Update vom 12.11.2023

In meiner Bloggergemeinschaft “The Content Society” gab es im Herbst 23 jede Menge Blogparaden, die mich interessierten. Eine davon war die von Wiebke Schomaker / Starke Sprache. Sie rief in ihrer eigenen Blogparade dazu auf, über “Empfehlungen für Kinderbücher, die Kinder lieben und auch Erwachsenen Spaß machen”, zu schreiben. Mir fielen sofort einige ein, allerdings schaffte ich es nicht, einen komplett neuen Beitrag zu schreiben. So upcycelte ich meine Buchrezension über das “Kleine Ich bin Ich”. Nach wie vor ist es eines meiner liebsten Kinderbücher. Warum das so ist, habe ich im Artikel beschrieben:

Das kleine Ich bin Ich

Ich liebe Kinderbücher, wie auch “Das kleine Ich bin Ich” von Mira Lobe. Für mich bringen sie zum einen in einfacher Sprache kleine Weisheiten zutage, für die das erwachsene Auge oder Ohr schon zu erwachsen ist. Aber auch die Wahl der Bilder, deren Farben und Formen zeigen in unmissverständlicher (Bild-) Sprache, was Thema des Buches ist. Oft ist durch die Bilder eine Verständigung auch ohne Sprachkenntnisse möglich.

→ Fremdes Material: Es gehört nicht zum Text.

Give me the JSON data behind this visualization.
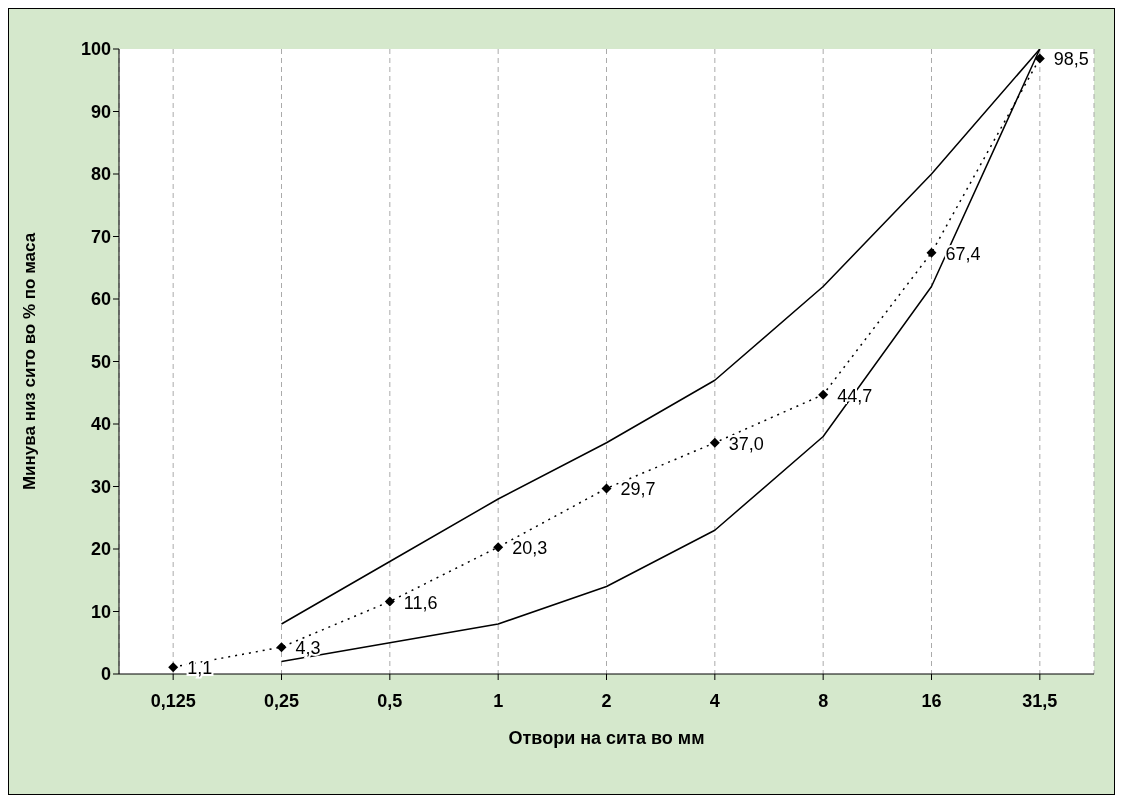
{
  "chart_data": {
    "type": "line",
    "xlabel": "Отвори на сита во мм",
    "ylabel": "Минува низ сито во % по маса",
    "categories": [
      "0,125",
      "0,25",
      "0,5",
      "1",
      "2",
      "4",
      "8",
      "16",
      "31,5"
    ],
    "series": [
      {
        "color": "#000000",
        "line_style": "solid",
        "marker": "none",
        "values": [
          null,
          8,
          18,
          28,
          37,
          47,
          62,
          80,
          100
        ]
      },
      {
        "color": "#000000",
        "line_style": "solid",
        "marker": "none",
        "values": [
          null,
          2,
          5,
          8,
          14,
          23,
          38,
          62,
          100
        ]
      },
      {
        "color": "#000000",
        "line_style": "dotted",
        "marker": "diamond",
        "values": [
          1.1,
          4.3,
          11.6,
          20.3,
          29.7,
          37.0,
          44.7,
          67.4,
          98.5
        ],
        "value_labels": [
          "1,1",
          "4,3",
          "11,6",
          "20,3",
          "29,7",
          "37,0",
          "44,7",
          "67,4",
          "98,5"
        ]
      }
    ],
    "ylim": [
      0,
      100
    ],
    "yticks": [
      0,
      10,
      20,
      30,
      40,
      50,
      60,
      70,
      80,
      90,
      100
    ],
    "grid": "x"
  }
}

Meiner Meinung nach können wir als Erwachsene noch oder wieder einiges lernen, wenn wir uns nur auf bestimmte thematische Kinderbücher einlassen. Sie sind eben nicht nur für Kinder lehrreich, sondern auch für uns Erwachsene.

Eines meiner bevorzugten Bücher ist “Das kleine Ich bin Ich” von Mira Lobe. Es ist schon 50 Jahre alt, wird aber immer noch vertrieben und ist sogar als Erzähltheater, als sogenanntes Kamishibai, erhältlich. Es wird für Kinder zwischen 3 und 6 Jahren empfohlen, ich denke aber, es ist für jede:n, der / die denkt, er / sie wäre anders.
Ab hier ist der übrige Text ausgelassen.